Today the science subreddit is having a discussion on racial bias in science in conjunction with Science Magazine publishing “Doing Science while Black,” by Dr. Ed Smith. This discussion has inspired me to share some research that I did a year and a half ago on the “pipeline problem” in tech, and STEM more broadly. That problem being: Tech companies can’t hire minorities if there aren’t minorities who are trained for the job.
My experience, and the research in the reddit discussion, shows that the pipeline problem isn’t the only thing keeping minorities out of tech. I’m going to share that experience and I’m going to show that my experience is not unique.
Let’s talk about me
It’s been over 3 years since I graduated with my PhD in statistics (specializing in machine learning) from UIC. I thought things would be fairly easy given that I have the hottest degree in the tech industry. Not so. Being half-Mexican with an identifiably Hispanic name (this is an employer’s first impression upon seeing my resume), but appearing to be a vaguely ethnic White person, my employment in industry has felt like a social science experiment for which I never volunteered. Nonetheless, I feel an obligation to use my white privilege to highlight injustice, much like the woman in this story:
I previously wrote about the lawsuit I filed against Civis Analytics. That post also covered the statistics on racial pay discrepancies in tech. In short, I was the only machine learning (PhD) or optimization (masters) degree holder at a data science company. I was treated like an idiot while training supposed peers and simultaneously getting paid less than them. From optimization to linear models, anything beyond the first month of an undergrad level course required me explaining it to members of the data science team (that I wasn’t initially allowed to join) and its management.
I’ve since withdrawn my lawsuit. It was not a good use of my mental energy. I had the CFO and a co-founder being quoted as saying racist things. It didn’t matter. I was the one under-represented minority (URM) and there are an infinite number of variables in hiring.

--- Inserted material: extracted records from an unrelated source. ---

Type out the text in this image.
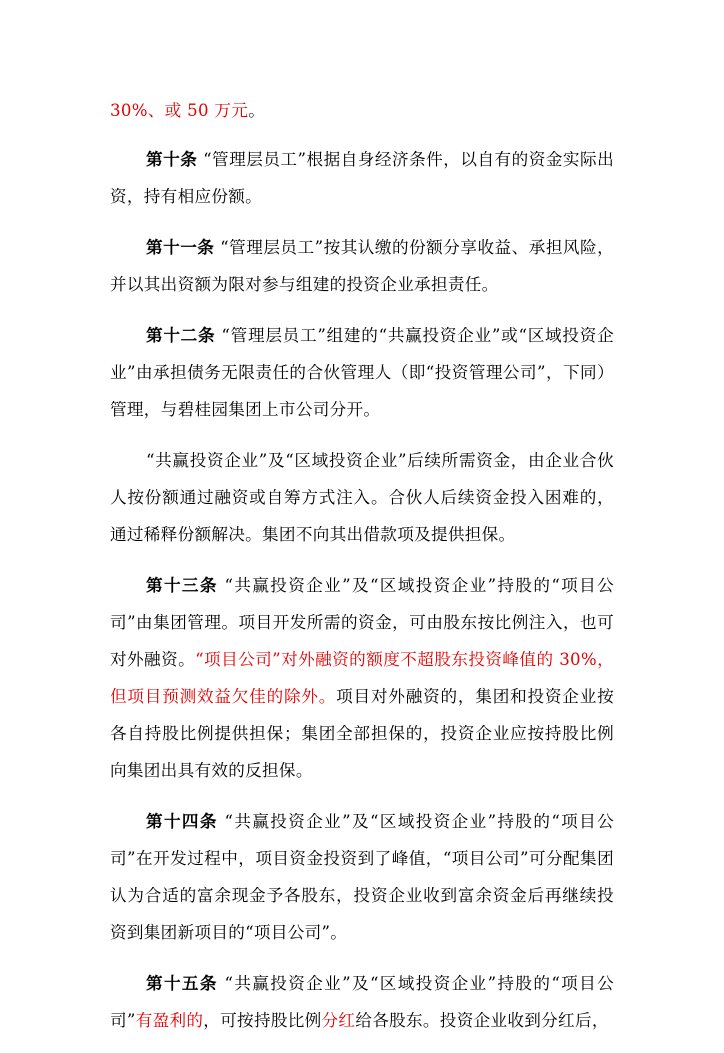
30%、或 50 万元。

第十条 “管理层员工”根据自身经济条件，以自有的资金实际出资，持有相应份额。

第十一条 “管理层员工”按其认缴的份额分享收益、承担风险，并以其出资额为限对参与组建的投资企业承担责任。

第十二条 “管理层员工”组建的“共赢投资企业”或“区域投资企业”由承担债务无限责任的合伙管理人（即“投资管理公司”，下同）管理，与碧桂园集团上市公司分开。

“共赢投资企业”及“区域投资企业”后续所需资金，由企业合伙人按份额通过融资或自筹方式注入。合伙人后续资金投入困难的，通过稀释份额解决。集团不向其出借款项及提供担保。

第十三条 “共赢投资企业”及“区域投资企业”持股的“项目公司”由集团管理。项目开发所需的资金，可由股东按比例注入，也可对外融资。“项目公司”对外融资的额度不超股东投资峰值的 30%，但项目预测效益欠佳的除外。项目对外融资的，集团和投资企业按各自持股比例提供担保；集团全部担保的，投资企业应按持股比例向集团出具有效的反担保。

第十四条 “共赢投资企业”及“区域投资企业”持股的“项目公司”在开发过程中，项目资金投资到了峰值，“项目公司”可分配集团认为合适的富余现金予各股东，投资企业收到富余资金后再继续投资到集团新项目的“项目公司”。

第十五条 “共赢投资企业”及“区域投资企业”持股的“项目公司”有盈利的，可按持股比例分红给各股东。投资企业收到分红后，
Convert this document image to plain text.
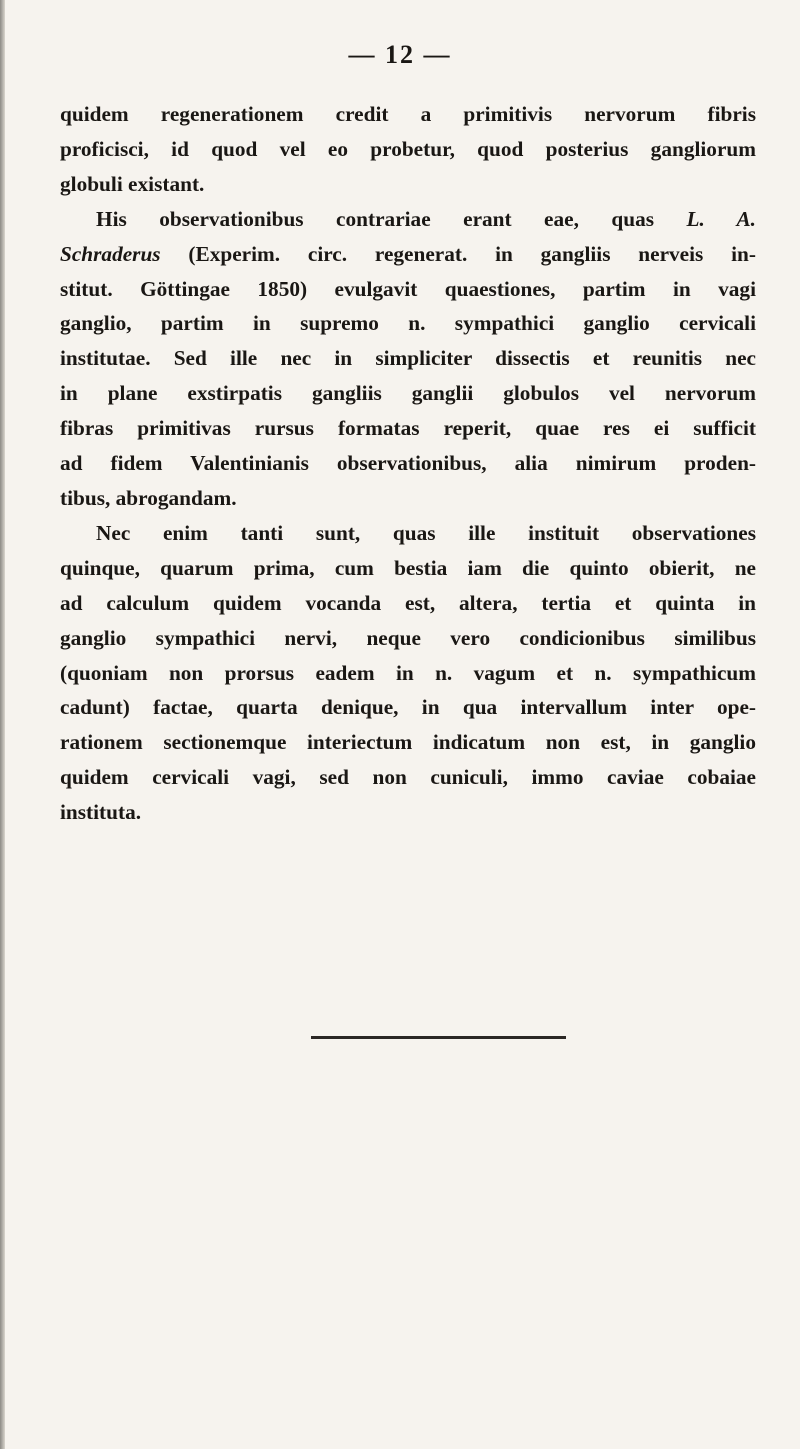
— 12 —
quidem regenerationem credit a primitivis nervorum fibris
proficisci, id quod vel eo probetur, quod posterius gangliorum
globuli existant.
His observationibus contrariae erant eae, quas L. A.
Schraderus (Experim. circ. regenerat. in gangliis nerveis in-
stitut. Göttingae 1850) evulgavit quaestiones, partim in vagi
ganglio, partim in supremo n. sympathici ganglio cervicali
institutae. Sed ille nec in simpliciter dissectis et reunitis nec
in plane exstirpatis gangliis ganglii globulos vel nervorum
fibras primitivas rursus formatas reperit, quae res ei sufficit
ad fidem Valentinianis observationibus, alia nimirum proden-
tibus, abrogandam.
Nec enim tanti sunt, quas ille instituit observationes
quinque, quarum prima, cum bestia iam die quinto obierit, ne
ad calculum quidem vocanda est, altera, tertia et quinta in
ganglio sympathici nervi, neque vero condicionibus similibus
(quoniam non prorsus eadem in n. vagum et n. sympathicum
cadunt) factae, quarta denique, in qua intervallum inter ope-
rationem sectionemque interiectum indicatum non est, in ganglio
quidem cervicali vagi, sed non cuniculi, immo caviae cobaiae
instituta.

If one were to file a lawsuit, your employer would just need to find one thing you don’t have that someone else does and claim that as their reasoning for paying you less. In this respect, racist hiring practices actually serve to insulate companies from litigation.
Political Aside – I’ll admit it’s a little frustrating to hear that this company, whose C-level executive refers to “speaking Spanish” as “speaking poor” and whose hiring practices were consistent with this attitude, is still receiving business from the Democratic National Committee and Hillary’s Super Pac. That Hillary’s campaign is right now attacking Donald Trump for referring to Miss Universe as “Miss Housekeeping”, in addition to the effect of NAFTA on Mexican campesinos, her previous “super-predator” statements, and Obama’s failure to prosecute bankers that were actually super-predators of middle-class minority households, makes it feel like minority political power is non-existent. But that’s for another post.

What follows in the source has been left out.